最適化・適応化の行ないやすさに関しては、小規模なシステムでは使われない機能やシステム全体のオーバーヘッドになってしまう機能を省いたり、資源を有効に使うための機能を追加したりしている。また、T-Kernel 2.0とは異なり、ソースコードの単一性を保持せず、ターゲットシステムに合わせたμT-Kernelを開発することを可能にしている。

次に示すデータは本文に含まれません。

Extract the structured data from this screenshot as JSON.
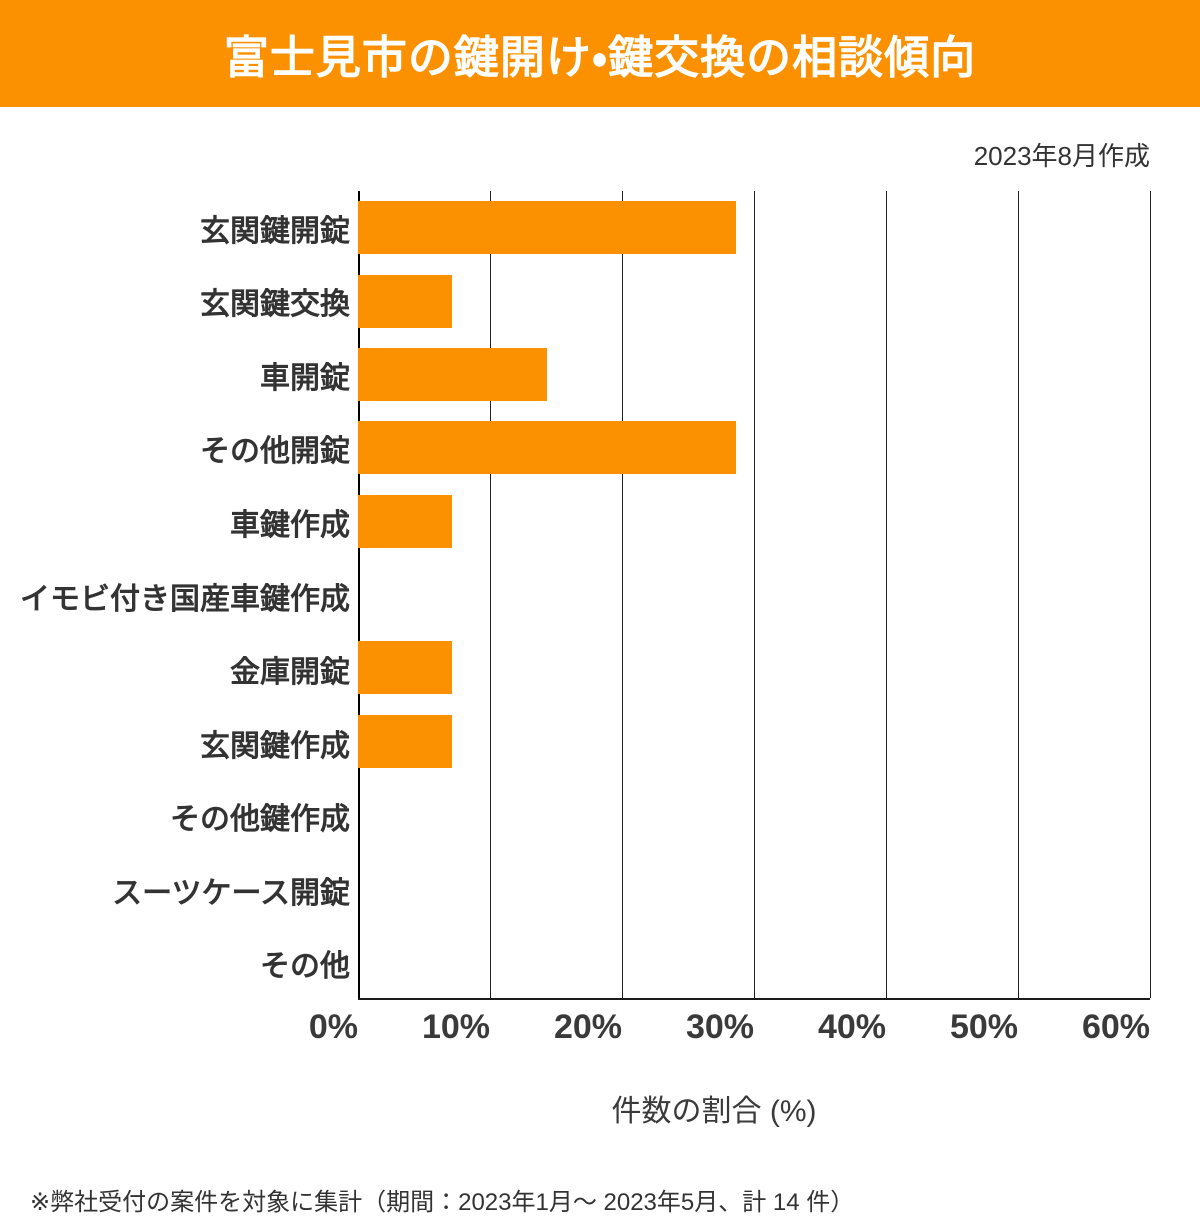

流通性・移植性に関しては、T-Kernel 2.0と同様に強い標準化をすることで異なるμT-Kernel 2.0間での移植性を確保し、また、インタフェースをT-Kernel 2.0と統一することでT-Kernel 2.0との高い互換性を維持している。具体的には、μT-Kernel 2.0とT-Kernel 2.0の両方に存在する機能は同一のインタフェースで定義されており、また、μT-Kernel 2.0における型の定義はT-Kernel 2.0と共通になっている。そのため、μT-Kernel 2.0とT-Kernel 2.0の両方に存在する機能だけを使い、移植ガイドラインに沿ってプログラムを記述していれば、そのプログラムは再コンパイルのみで移植することができる。μT-Kernel 2.0にのみ存在する機能はT-Kernel 2.0から見ると機能拡張になるが、T-Kernel 2.0の形式に従った自然な拡張になっているため、その機能を使ったプログラムをT-Kernel 2.0へ移植する際にも修正の必要はほとんど無いようになっている。

また、仕様にデバイスドライバ管理機能が含まれているのも流通性・移植性のためである。これにより、デバイスドライバをT-Kernelと共通の形式で記述・利用できるようになり、デバイスドライバやアプリケーションの流通性・移植性が向上する。